Lost For Words is a more on-the-nose song about forgiving enemies, which still makes absolutely no sense on this album. Because all Gilmour is doing on this record is holding gripes against Roger. But again, this is a great song otherwise. The acoustic guitar is refreshing, the sample is cool, and the "go fuck myself" line is hilarious. I laughed so fucking hard the first time I heard that, Gilmour truly is a class-A songwriter.

High Hopes sets the expectations high before the song even starts. The bells used for the intro are the same used in Fat Old Sun, which is one of Pink Floyd's greatest tracks. It starts very desolately with those repeating piano notes. Then it picks up the pace when the vocals come in. The lyrics are surprisingly not about Roger I don't think they're about anything, but something about them is super cool (They also reference See Emily Play at one point, which is really sweet). soon enough it goes into a slide guitar solo a la Fat Old Sun. It's nowhere nearly as good as Fat Old Sun's solo, but still very beautiful in its own right. A solid track to end the album with.

The whole album is a not very good. It has Pink Floyd qualities at times, but not enough. It goes hard sometimes, but not hard enough. It's the musical equivalent of dad sunglasses. There are two problems I have yet to bring up. 1, the mix has zero texture, it feels very watered down and doesn't help the music at all. I wish they'd do a remix of this album like they did for A Momentary Lapse of Reason. 2, this album lacks depth. Aside from Marooned, your first three times listening will be as good as your twentieth. I wanted to review this album most positively, because from what I remembered it was great. But listening to it again it just does not hold up.

2/8/2023 Edit: Relistening to it again, I was very right. This album really is dreadfully shallow, and it draaags.

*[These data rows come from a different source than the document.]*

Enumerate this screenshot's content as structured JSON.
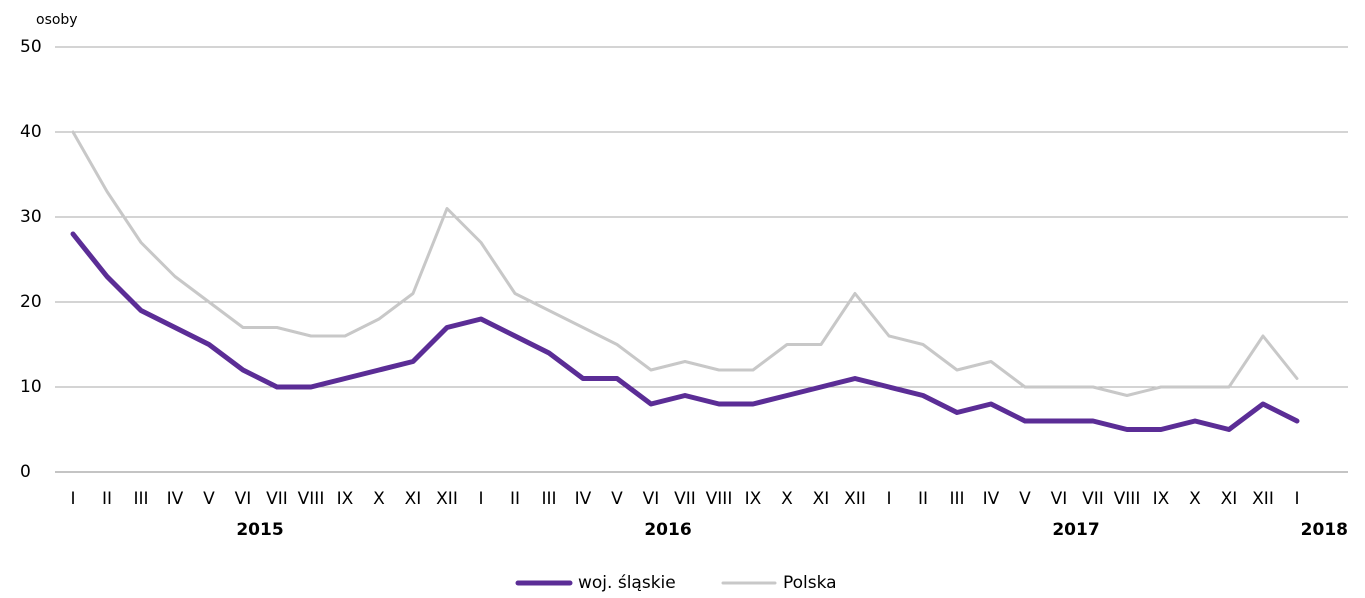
{
  "chart_data": {
    "type": "line",
    "y_label": "osoby",
    "categories": [
      "I",
      "II",
      "III",
      "IV",
      "V",
      "VI",
      "VII",
      "VIII",
      "IX",
      "X",
      "XI",
      "XII",
      "I",
      "II",
      "III",
      "IV",
      "V",
      "VI",
      "VII",
      "VIII",
      "IX",
      "X",
      "XI",
      "XII",
      "I",
      "II",
      "III",
      "IV",
      "V",
      "VI",
      "VII",
      "VIII",
      "IX",
      "X",
      "XI",
      "XII",
      "I"
    ],
    "category_groups": [
      "2015",
      "2016",
      "2017",
      "2018"
    ],
    "series": [
      {
        "name": "woj. śląskie",
        "color": "#5b2d96",
        "values": [
          28,
          23,
          19,
          17,
          15,
          12,
          10,
          10,
          11,
          12,
          13,
          17,
          18,
          16,
          14,
          11,
          11,
          8,
          9,
          8,
          8,
          9,
          10,
          11,
          10,
          9,
          7,
          8,
          6,
          6,
          6,
          5,
          5,
          6,
          5,
          8,
          6
        ]
      },
      {
        "name": "Polska",
        "color": "#c8c8c8",
        "values": [
          40,
          33,
          27,
          23,
          20,
          17,
          17,
          16,
          16,
          18,
          21,
          31,
          27,
          21,
          19,
          17,
          15,
          12,
          13,
          12,
          12,
          15,
          15,
          21,
          16,
          15,
          12,
          13,
          10,
          10,
          10,
          9,
          10,
          10,
          10,
          16,
          11
        ]
      }
    ],
    "ylim": [
      0,
      50
    ],
    "yticks": [
      0,
      10,
      20,
      30,
      40,
      50
    ],
    "grid": true,
    "legend": "bottom"
  }
}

One hypocritical song about hating your exbandmate from twenty years ago is fine, but having the majority of an almost seventy minute album be about it is torture. Even if you ignore the lyrics, the song are this awfully executed mixed between ambience and prog. The only songs where I feel this album succeeds are the instrumentals, Wearing The Inside Out, and High Hopes, everything else is filler. The guitar work may be difficult, but all the solos on those filler tracks have no build up and feel super unwarranted.